La trichinellose est une infection causée par des vers ronds (nématodes) et se rencontre le plus souvent dans la viande de porc insuffisamment cuite (bien qu’elle puisse également être trouvée dans d’autres types de viande.) L’infection est relativement rare aux États-Unis en raison des améliorations apportées à la préparation des aliments.

Les larves envahissent la paroi de l’intestin grêle et se transforment en vers adultes. Les vers libèrent ensuite des œufs qui se transforment en kystes dans les muscles. Lorsque le muscle est ingéré par un autre animal, le cycle continue.
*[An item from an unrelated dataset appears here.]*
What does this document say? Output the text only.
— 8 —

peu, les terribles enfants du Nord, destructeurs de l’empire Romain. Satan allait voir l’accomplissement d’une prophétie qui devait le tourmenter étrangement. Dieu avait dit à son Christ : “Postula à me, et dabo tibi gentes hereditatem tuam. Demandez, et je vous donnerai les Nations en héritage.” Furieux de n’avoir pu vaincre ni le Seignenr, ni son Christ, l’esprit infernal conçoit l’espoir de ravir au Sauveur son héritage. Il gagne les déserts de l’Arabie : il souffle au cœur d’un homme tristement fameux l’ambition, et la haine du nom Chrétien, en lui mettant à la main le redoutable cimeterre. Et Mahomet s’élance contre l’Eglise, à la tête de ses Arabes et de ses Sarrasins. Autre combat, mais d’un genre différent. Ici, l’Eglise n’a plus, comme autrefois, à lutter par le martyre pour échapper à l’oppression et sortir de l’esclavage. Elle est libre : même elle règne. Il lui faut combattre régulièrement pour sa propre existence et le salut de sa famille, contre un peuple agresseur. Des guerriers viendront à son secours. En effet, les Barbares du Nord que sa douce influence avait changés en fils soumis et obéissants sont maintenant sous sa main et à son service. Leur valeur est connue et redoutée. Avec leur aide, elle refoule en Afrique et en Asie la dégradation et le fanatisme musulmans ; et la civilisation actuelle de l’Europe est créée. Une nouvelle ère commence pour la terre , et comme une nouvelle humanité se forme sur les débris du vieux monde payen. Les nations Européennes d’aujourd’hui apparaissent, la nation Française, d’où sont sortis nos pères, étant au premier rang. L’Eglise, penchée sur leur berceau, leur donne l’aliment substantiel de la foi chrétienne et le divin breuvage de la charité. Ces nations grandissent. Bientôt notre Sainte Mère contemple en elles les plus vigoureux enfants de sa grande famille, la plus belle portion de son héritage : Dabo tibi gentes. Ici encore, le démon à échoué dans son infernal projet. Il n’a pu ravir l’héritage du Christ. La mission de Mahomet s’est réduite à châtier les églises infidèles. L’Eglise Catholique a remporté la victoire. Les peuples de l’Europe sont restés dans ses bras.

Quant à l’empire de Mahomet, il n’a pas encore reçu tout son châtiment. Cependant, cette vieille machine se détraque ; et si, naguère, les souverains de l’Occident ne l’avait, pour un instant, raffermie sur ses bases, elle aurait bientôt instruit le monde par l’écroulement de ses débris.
Une trichinellose sévère peut provoquer une méningite et une encéphalite. Un mal de tête est un symptôme courant. Le scanner montre de petites lésions kystiques dans tout le cerveau. Le traitement repose sur l’albendazole ou le mébendazole, parfois associés à la prednisone dans les cas graves.

8. Paragonimose

La paragonimase est une infection parasitaire par un ver plat qui peut pénétrer dans l’organisme en mangeant du crabe ou des écrevisses insuffisamment cuites. C’est rare aux États-Unis, même si plusieurs cas ont été signalés dans le Midwest. On le trouve le plus souvent dans les pays d’Asie de l’Est.

Le parasite n’affecte pas souvent le système nerveux central, mais il peut atteindre le cerveau soit par la circulation sanguine, soit par les foramens situés à la base du crâne.La forme adulte du parasite libère des substances inflammatoires et des tunnels à travers les tissus, ce qui peut entraîner des maux de tête, des convulsions et des accidents vasculaires cérébraux.

9. Angiostrongylose

L’angiostrongylose est une infection parasitaire causée parAngiostrongylus cantonensis,qui est plus courante en Asie du Sud-Est, mais peut également se produire dans les Caraïbes. Il est contracté en mangeant des escargots, des limaces, des crabes ou des crevettes insuffisamment cuits.

La larve de ce parasite migre vers le cerveau, provoquant des maux de tête, des nausées et une raideur de la nuque. Contrairement à de nombreuses autres infections parasitaires du système nerveux central, il n’existe aucun traitement spécifique disponible et l’infection disparaît généralement en deux à huit semaines.

Comment détecter les parasites cérébraux ?

Les analyses d’imagerie par résonance magnétique (IRM) peuvent montrer des signes de lésions parasitaires et d’abcès. Des études d’imagerie supplémentaires, notamment des tomodensitogrammes et des tests de neuroimagerie, sont également utilisées pour faciliter le diagnostic.